Patent attorney James Cleary was riding in a limousine with a group of snowboarding pros when he had an epiphany. The group was looking over a new invention, a plastic snowboard binder strap significantly different from its competition. It had a molded-in wire that held the strap in place to make it easier for snowboarders to get in and out of their bindings when riding chairlifts.
The snowboarders saw the device as a way to help them solve an annoying problem on the slopes. A wave of enthusiasm washed through the limo.
“Wow,” Cleary recalled telling himself. “He’s really got something.”
The experience validated the work that Cleary, an attorney at the San Diego office of Mintz, Levin, Cohn, Ferris, Glovsky and Popeo, had already done on the patent held by Wire Core Strap of Carlsbad.
Cleary is one of the local professionals who works in the nexus between sporting goods and the law.
At its most extreme, the nexus involves going to court to defend one’s intellectual property against patent infringement , or challenging other companies’ patents.
La Jolla resident Dana Robinson, for example, is the attorney representing San Diego-based L1 Technologies. L1 is the parent company of iGolf, which makes devices that help golfers determine distances, and play a better golf game, by tapping into the global positioning satellite system.
Dallas-based GPS Industries, which also makes a GPS aid for golfers, sued L1 Technologies and nine other companies in May 2007, alleging that the 10 infringed its patent titled, “Golf distance measuring and method.”
Now L1 and the nine companies have mounted a challenge to the Dallas company’s 1994 patent. The U.S. Patent and Trademark Office said in late November that it would reexamine GPS Industries’ patent. The review could take as long as two years, according to an L1 publicist.
Going Swimmingly
Cleary heads the action sports practice at Mintz Levin. He took credit for more than half of the $200,000 in action sports legal work its San Diego office generated during 2008.
It’s really a sideline for him. Cleary spends the bulk of his time working with computer technology. Software makers SAP of Germany and Minneapolis’ Fair Isaac are major clients.
Still, the action sports practice lets Cleary draw on mind, body and experience.
Cleary is in love with sports, from skateboarding to snowboarding. He credits talent as a swimmer for getting him into the Air Force Academy, where he studied electrical engineering.
He says that using cutting-edge action sports gear helps him write patent applications.
Work for Poway-based Revolution Enterprises had him at the business end of a kite at La Jolla Cove. The wind was so strong that the kite tugged him bodily across the grass. Cleary was there to test Revolution’s product that changes the shape of the kite to brake it.
Tad Stout credits Cleary for turning his single sporting goods patent into five.

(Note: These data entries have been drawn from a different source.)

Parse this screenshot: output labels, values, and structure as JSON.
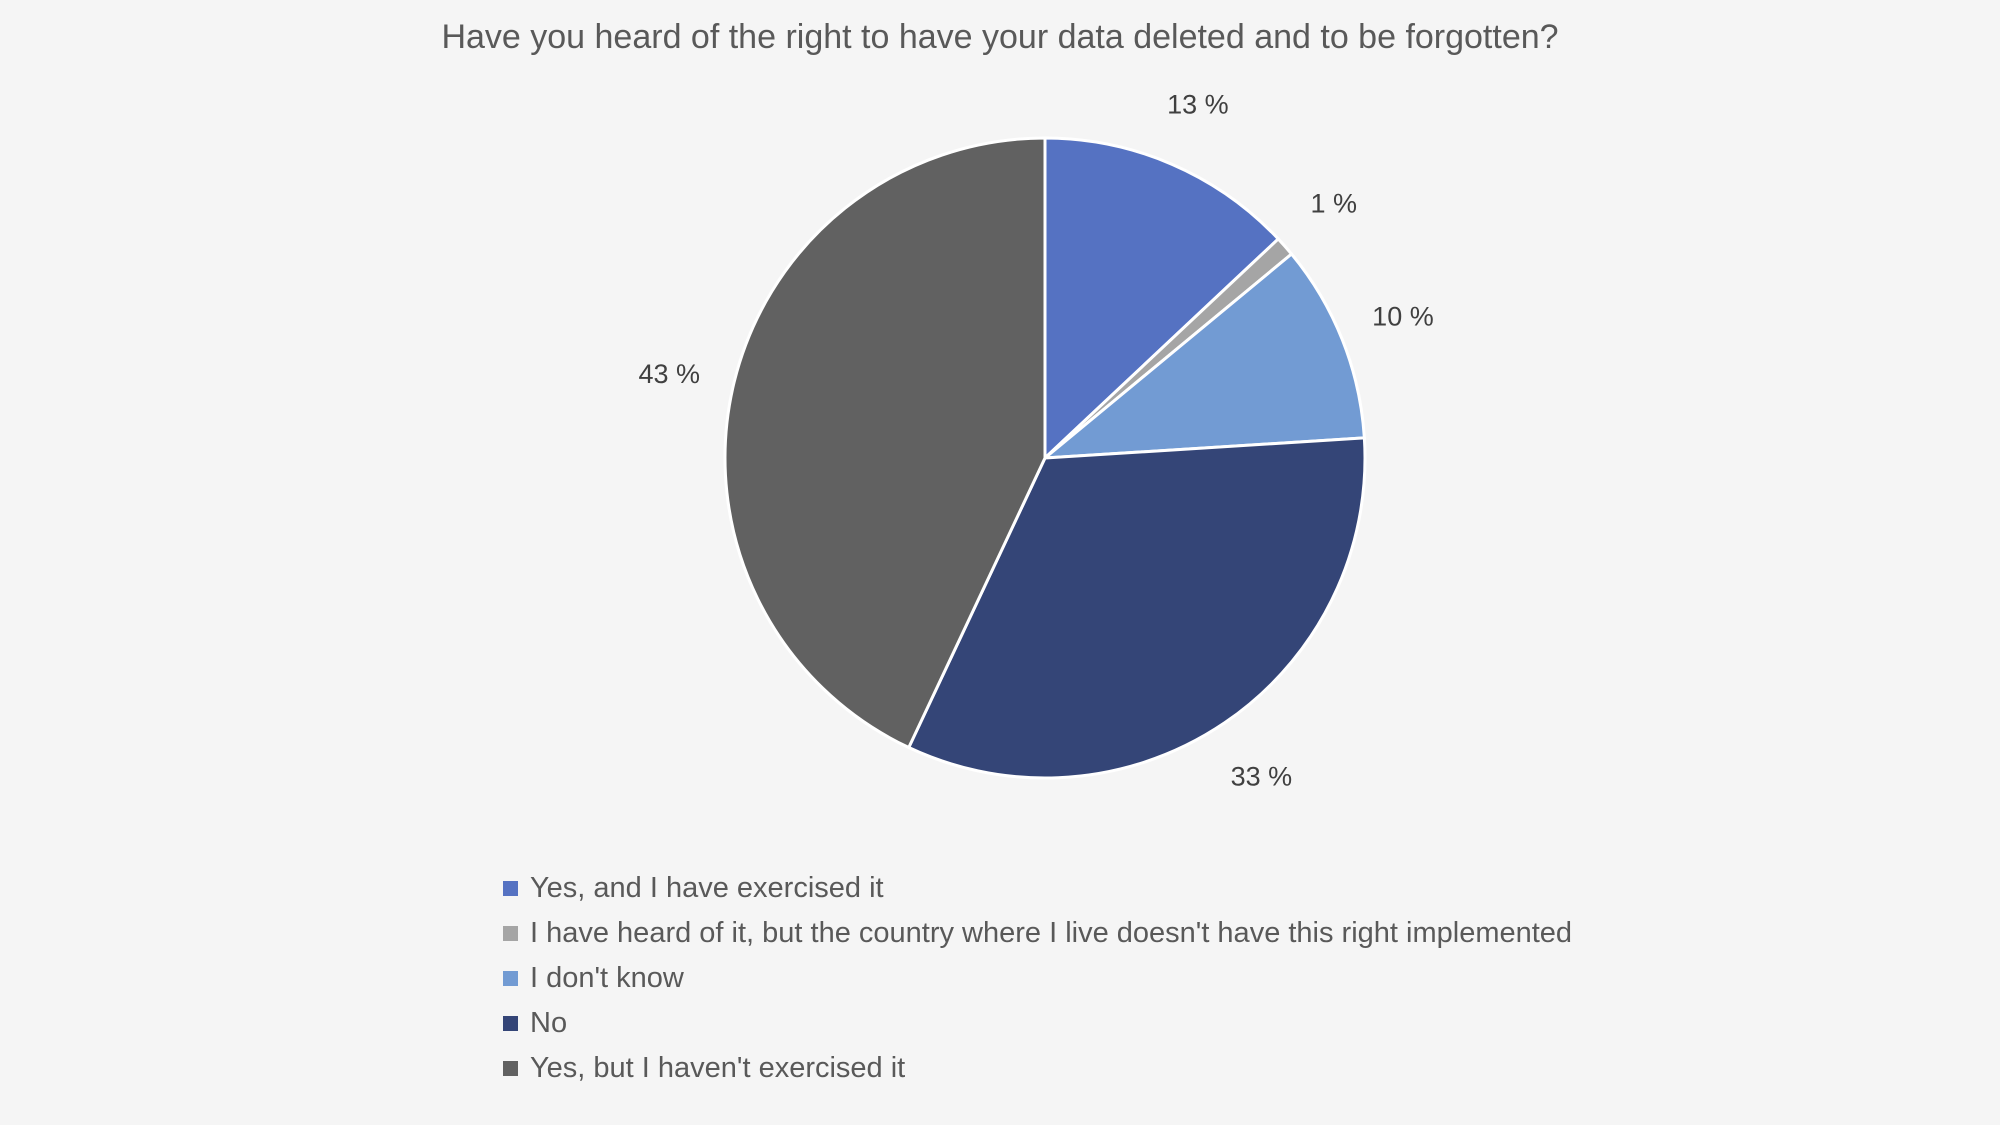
{
  "chart_data": {
    "type": "pie",
    "title": "Have you heard of the right to have your data deleted and to be forgotten?",
    "slices": [
      {
        "label": "Yes, and I have exercised it",
        "value": 13,
        "data_label": "13 %",
        "color": "#5572c2"
      },
      {
        "label": "I have heard of it, but the country where I live doesn't have this right implemented",
        "value": 1,
        "data_label": "1 %",
        "color": "#a5a5a5"
      },
      {
        "label": "I don't know",
        "value": 10,
        "data_label": "10 %",
        "color": "#729bd3"
      },
      {
        "label": "No",
        "value": 33,
        "data_label": "33 %",
        "color": "#344577"
      },
      {
        "label": "Yes, but I haven't exercised it",
        "value": 43,
        "data_label": "43 %",
        "color": "#616161"
      }
    ],
    "start_angle": "12 o'clock",
    "direction": "clockwise",
    "legend_position": "bottom"
  }
}
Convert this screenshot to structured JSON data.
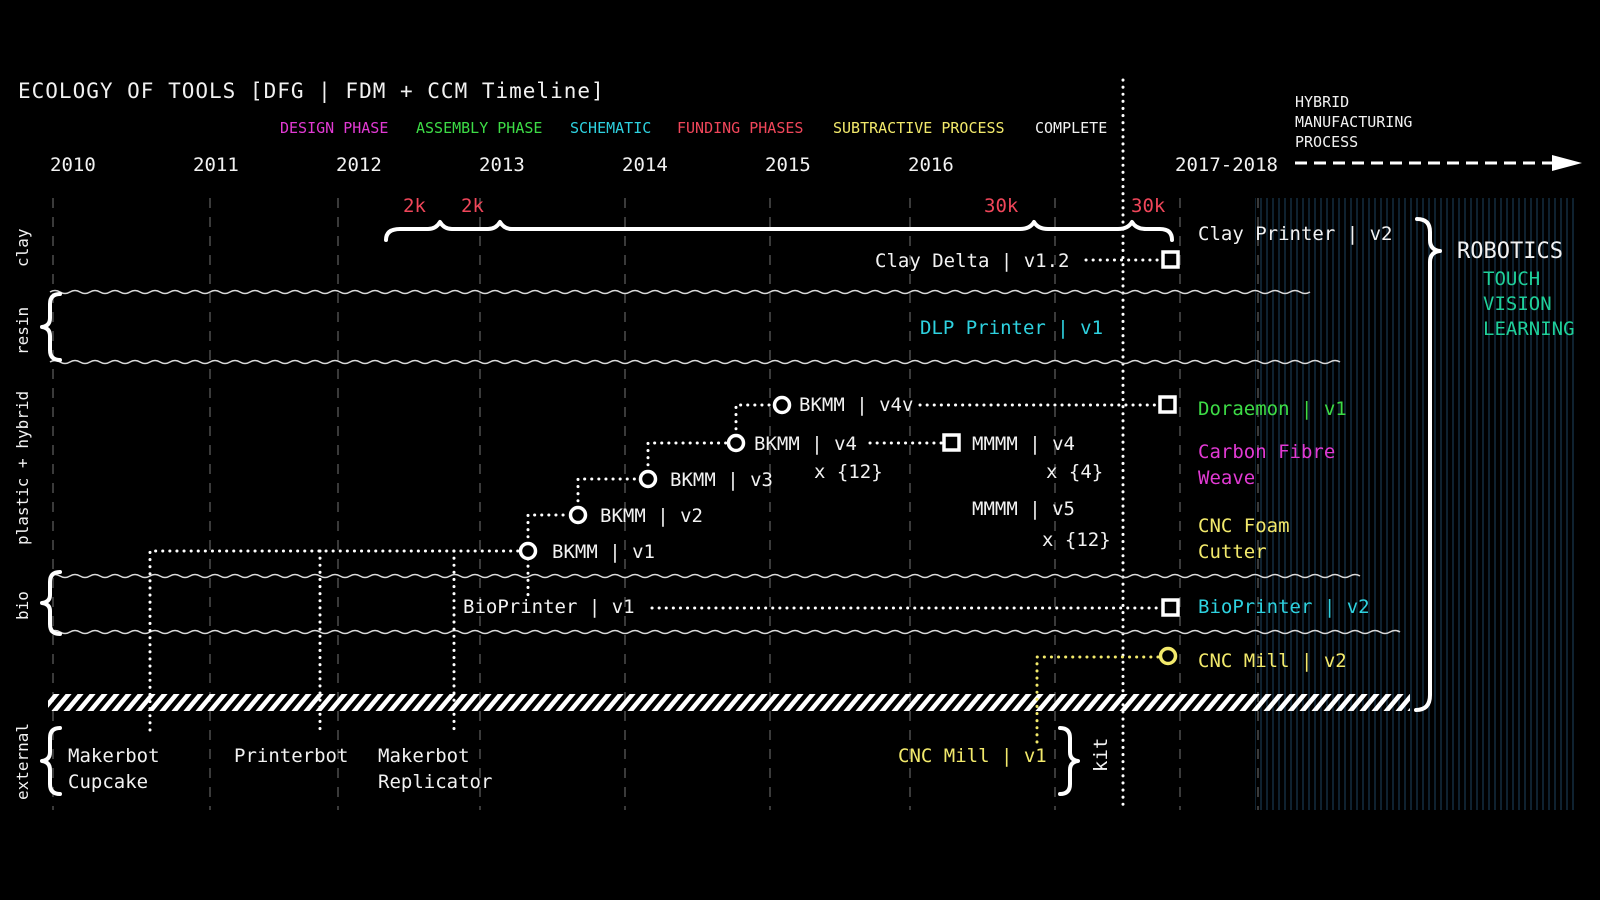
{
  "title": "ECOLOGY OF TOOLS  [DFG | FDM + CCM  Timeline]",
  "legend": [
    {
      "label": "DESIGN PHASE",
      "color": "#e23ad4"
    },
    {
      "label": "ASSEMBLY PHASE",
      "color": "#3ddc46"
    },
    {
      "label": "SCHEMATIC",
      "color": "#2ed2e0"
    },
    {
      "label": "FUNDING PHASES",
      "color": "#f0465a"
    },
    {
      "label": "SUBTRACTIVE PROCESS",
      "color": "#f2e96b"
    },
    {
      "label": "COMPLETE",
      "color": "#f2f2f2"
    }
  ],
  "hybrid_label": [
    "HYBRID",
    "MANUFACTURING",
    "PROCESS"
  ],
  "years": [
    "2010",
    "2011",
    "2012",
    "2013",
    "2014",
    "2015",
    "2016",
    "2017-2018"
  ],
  "funding": [
    "2k",
    "2k",
    "30k",
    "30k"
  ],
  "categories": [
    "clay",
    "resin",
    "plastic + hybrid",
    "bio",
    "external"
  ],
  "nodes": {
    "clay_delta": "Clay Delta | v1.2",
    "clay_printer": "Clay Printer | v2",
    "dlp_printer": "DLP Printer | v1",
    "bkmm_v4v": "BKMM | v4v",
    "bkmm_v4": "BKMM | v4",
    "bkmm_v4_mult": "x {12}",
    "mmmm_v4": "MMMM | v4",
    "mmmm_v4_mult": "x {4}",
    "bkmm_v3": "BKMM | v3",
    "bkmm_v2": "BKMM | v2",
    "bkmm_v1": "BKMM | v1",
    "mmmm_v5": "MMMM | v5",
    "mmmm_v5_mult": "x {12}",
    "doraemon": "Doraemon | v1",
    "carbon_fibre": [
      "Carbon Fibre",
      "Weave"
    ],
    "cnc_foam": [
      "CNC Foam",
      "Cutter"
    ],
    "bioprinter_v1": "BioPrinter | v1",
    "bioprinter_v2": "BioPrinter | v2",
    "cnc_mill_v2": "CNC Mill | v2",
    "cnc_mill_v1": "CNC Mill | v1",
    "kit": "kit",
    "makerbot_cupcake": [
      "Makerbot",
      "Cupcake"
    ],
    "printerbot": "Printerbot",
    "makerbot_replicator": [
      "Makerbot",
      "Replicator"
    ]
  },
  "robotics": {
    "title": "ROBOTICS",
    "items": [
      "TOUCH",
      "VISION",
      "LEARNING"
    ]
  },
  "colors": {
    "background": "#000000",
    "text": "#f2f2f2",
    "assembly": "#3ddc46",
    "design": "#e23ad4",
    "schematic": "#2ed2e0",
    "funding": "#f0465a",
    "subtractive": "#f2e96b",
    "robotics_sub": "#1fcf9a"
  }
}
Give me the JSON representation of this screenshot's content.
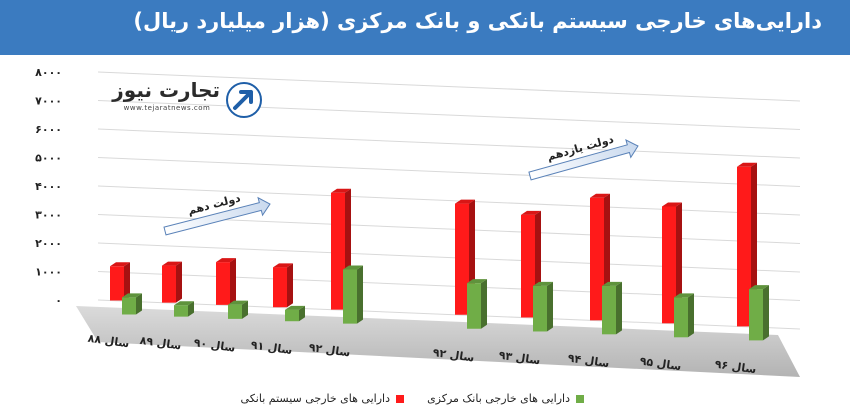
{
  "header": {
    "title": "دارایی‌های خارجی سیستم بانکی و بانک مرکزی (هزار میلیارد ریال)"
  },
  "logo": {
    "name": "تجارت نیوز",
    "url": "www.tejaratnews.com"
  },
  "colors": {
    "header_bg": "#3b7bc0",
    "banking_system": "#ff1a1a",
    "central_bank": "#70ad47"
  },
  "chart_data": {
    "type": "bar",
    "categories": [
      "سال ۸۸",
      "سال ۸۹",
      "سال ۹۰",
      "سال ۹۱",
      "سال ۹۲",
      "سال ۹۲",
      "سال ۹۳",
      "سال ۹۴",
      "سال ۹۵",
      "سال ۹۶"
    ],
    "series": [
      {
        "name": "دارایی های خارجی سیستم بانکی",
        "values": [
          1200,
          1300,
          1500,
          1400,
          4100,
          3900,
          3600,
          4300,
          4100,
          5600
        ]
      },
      {
        "name": "دارایی های خارجی بانک مرکزی",
        "values": [
          600,
          400,
          500,
          400,
          1900,
          1600,
          1600,
          1700,
          1400,
          1800
        ]
      }
    ],
    "yticks": [
      "۰",
      "۱۰۰۰",
      "۲۰۰۰",
      "۳۰۰۰",
      "۴۰۰۰",
      "۵۰۰۰",
      "۶۰۰۰",
      "۷۰۰۰",
      "۸۰۰۰"
    ],
    "ylim": [
      0,
      8000
    ],
    "grid": true,
    "legend_position": "bottom",
    "annotations": [
      {
        "text": "دولت دهم",
        "spans": "سال ۸۸ – سال ۹۲"
      },
      {
        "text": "دولت یازدهم",
        "spans": "سال ۹۲ – سال ۹۶"
      }
    ]
  }
}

Stout is the founder of AquaLogix, a local company that makes a line of bell-shaped devices worn on the hands. The devices create resistance when a person drags them through the water. They’re used in the pool to improve a swimmer’s workout.
Stout estimates he’s spent more than $100,000 on patent protection. In addition to his five patents, he has three others pending.
The inventor said Cleary was especially helpful in getting the patent office to reexamine a rejected patent. “I am very lucky to have him,” says Stout.
Cleary, who spent his youth on skateboards in the streets of San Diego, has also helped San Diego-based Sector 9 patent a variety of skateboard trucks. Another local client is Neptunic Sharksuits, which makes sharksuits for divers and cut-resistant clothing worn for underwater sports. The latter company may have items of interest to the military, Cleary says.
Mintz Levin’s action sports segment is growing, says Cleary, who reports that the recession has not stifled inventors’ creativity.
In 2008, Mintz Levin did about $1 million in business from action sports and related business. That includes apparel, which is handled out of its Boston office. Work in action sports and apparel is growing at 20 percent to 30 percent annually, Cleary said.
The Look
It’s not just invention that demands legal protection. In the realm of sporting goods and related apparel, the look of the merchandise is also a big, big deal.
Kenneth Fitzgerald, an intellectual property partner in the local office of Latham & Watkins, points to Oakley, the Orange County-based sunglasses maker, as a company that takes the look of its competitors to court. “Oakley is very aggressive in protecting the Oakley look in glasses,” Fitzgerald says.
The company may allege trademark infringement or trade dress infringement. Trade dress refers to a product’s packaging and presentation. The classic example of trade dress, Fitzgerald says, is the distinctive shape of the Coca-Cola bottle.
The legal landscape for sporting-related apparel, not to mention designer clothing, could change if the new Congress is inclined to do it. Fitzgerald says there has been a move to extend three-year copyright protection to clothing designs. Bills calling for such protection have been introduced during the last two sessions of Congress but have not survived. Rep. William Delahunt, D-Mass., introduced the latest version of the bill, H.R. 2033, in 2007.
Mintz Levin’s Cleary maintains all aspects of taking a sporting goods product to market , from securing patents and trademarks to finding financial backing, from sourcing to introducing it to the public , flow together.
Knowledge of one informs the other. Nothing, the attorney says, exists in a vacuum.